Het was een prachtig plan, maar hoe nu verder? Meppels’ burgemeester Mackay wekte weinig hoop toen hij tegen een verslaggever van de Meppeler Courant zei: ‘Het ontstaan van een sportpark dient het gevolg te zijn van particulier initiatief.’ Daar kon MSC natuurlijk niet op wachten en moest snel wat verzinnen om weer te kunnen spelen. Het lukte om een veld te huren aan de Ezingerweg, waarop tot 1946 gespeeld kon worden. Intussen legden vrijwilligers meer dan 20.000 nieuwe graszoden op het veld aan de Weerdstraat. Die werden – in één lading! – met een vrachtwagen van Gerrit Beudeker aangevoerd. In september werd het nieuwe veld weer in gebruik genomen; tegelijk met het eerste clubgebouw van MSC.
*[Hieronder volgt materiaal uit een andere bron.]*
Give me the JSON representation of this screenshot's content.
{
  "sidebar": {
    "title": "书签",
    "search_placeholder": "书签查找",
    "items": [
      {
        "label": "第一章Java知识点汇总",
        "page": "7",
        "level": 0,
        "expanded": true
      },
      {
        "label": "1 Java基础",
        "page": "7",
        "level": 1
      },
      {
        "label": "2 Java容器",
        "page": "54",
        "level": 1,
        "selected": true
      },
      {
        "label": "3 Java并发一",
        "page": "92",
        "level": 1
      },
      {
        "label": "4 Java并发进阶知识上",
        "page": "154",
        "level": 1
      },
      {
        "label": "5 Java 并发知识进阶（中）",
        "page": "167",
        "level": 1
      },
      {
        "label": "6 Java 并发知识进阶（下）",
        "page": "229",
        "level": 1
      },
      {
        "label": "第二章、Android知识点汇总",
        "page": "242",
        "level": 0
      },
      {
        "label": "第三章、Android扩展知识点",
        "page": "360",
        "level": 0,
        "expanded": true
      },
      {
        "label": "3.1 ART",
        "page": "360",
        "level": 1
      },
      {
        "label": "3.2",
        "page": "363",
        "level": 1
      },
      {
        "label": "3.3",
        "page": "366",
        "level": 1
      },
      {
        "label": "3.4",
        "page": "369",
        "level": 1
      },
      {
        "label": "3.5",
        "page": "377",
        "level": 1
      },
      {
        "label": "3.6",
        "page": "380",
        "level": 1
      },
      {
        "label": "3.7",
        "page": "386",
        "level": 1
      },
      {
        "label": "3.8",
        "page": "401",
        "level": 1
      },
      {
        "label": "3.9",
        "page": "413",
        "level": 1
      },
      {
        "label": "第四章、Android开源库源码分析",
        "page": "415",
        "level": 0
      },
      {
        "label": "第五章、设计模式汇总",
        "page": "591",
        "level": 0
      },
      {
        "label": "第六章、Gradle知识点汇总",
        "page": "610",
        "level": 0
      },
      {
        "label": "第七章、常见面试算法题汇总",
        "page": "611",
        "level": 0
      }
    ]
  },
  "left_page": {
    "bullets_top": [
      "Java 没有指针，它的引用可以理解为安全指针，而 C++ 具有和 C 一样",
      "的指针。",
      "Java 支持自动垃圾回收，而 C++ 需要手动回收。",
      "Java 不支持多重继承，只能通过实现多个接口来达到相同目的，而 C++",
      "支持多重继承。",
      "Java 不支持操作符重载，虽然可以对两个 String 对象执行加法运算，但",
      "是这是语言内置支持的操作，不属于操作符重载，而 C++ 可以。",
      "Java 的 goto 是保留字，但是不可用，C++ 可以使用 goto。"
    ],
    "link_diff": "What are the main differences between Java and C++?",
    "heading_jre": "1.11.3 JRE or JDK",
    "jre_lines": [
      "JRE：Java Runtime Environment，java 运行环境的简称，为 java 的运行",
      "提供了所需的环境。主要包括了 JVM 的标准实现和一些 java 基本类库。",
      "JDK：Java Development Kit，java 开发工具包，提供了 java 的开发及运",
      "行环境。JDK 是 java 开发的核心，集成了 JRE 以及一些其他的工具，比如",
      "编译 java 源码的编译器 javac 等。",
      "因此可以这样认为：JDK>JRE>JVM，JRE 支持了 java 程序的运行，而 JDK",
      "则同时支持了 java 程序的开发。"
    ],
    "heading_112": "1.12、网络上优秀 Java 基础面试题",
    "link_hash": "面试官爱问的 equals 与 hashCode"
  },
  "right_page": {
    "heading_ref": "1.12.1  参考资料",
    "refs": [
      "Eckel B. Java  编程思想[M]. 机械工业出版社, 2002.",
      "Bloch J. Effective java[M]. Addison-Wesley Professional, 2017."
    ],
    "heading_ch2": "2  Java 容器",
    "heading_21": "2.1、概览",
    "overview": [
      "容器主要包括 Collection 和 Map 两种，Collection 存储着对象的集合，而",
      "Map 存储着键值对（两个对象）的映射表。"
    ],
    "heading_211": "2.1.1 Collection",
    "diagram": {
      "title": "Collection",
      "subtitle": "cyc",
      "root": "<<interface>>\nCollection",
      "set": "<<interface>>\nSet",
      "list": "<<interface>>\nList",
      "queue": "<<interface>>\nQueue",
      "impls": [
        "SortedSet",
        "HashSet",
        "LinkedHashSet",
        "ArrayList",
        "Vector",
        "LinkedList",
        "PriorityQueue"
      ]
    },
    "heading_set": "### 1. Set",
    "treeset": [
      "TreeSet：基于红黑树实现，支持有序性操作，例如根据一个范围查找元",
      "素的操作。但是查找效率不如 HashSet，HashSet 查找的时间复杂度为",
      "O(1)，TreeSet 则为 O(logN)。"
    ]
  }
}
Toch zat het afscheid van de Weerdstraat er aan te komen. De plannen aangaande een gemeentelijk sportpark gingen verder; niet snel, maar toch. Dat betekende dat MSC in het seizoen van 1958-1959 verhuisde naar het Meppeler Gemeentelijke Sportpark ‘Ezinge’. Een jaar later werd daar MSC’s tweede clubhuis gerealiseerd. Het was een schepping van de heren Leestemaker, Krist, Hoevenberg en Oostergetel en lag aan de Resedastraat bij de hoofdingang van het toenmalige hoofdveld. Toen MSC naar de achterzijde van het sportpark verhuisde verrees daar in 1980 het derde – en voorlopig laatste – clubhuis. Het oude gebouwtje werd verkocht aan postduivenhoudersvereniging De Valk.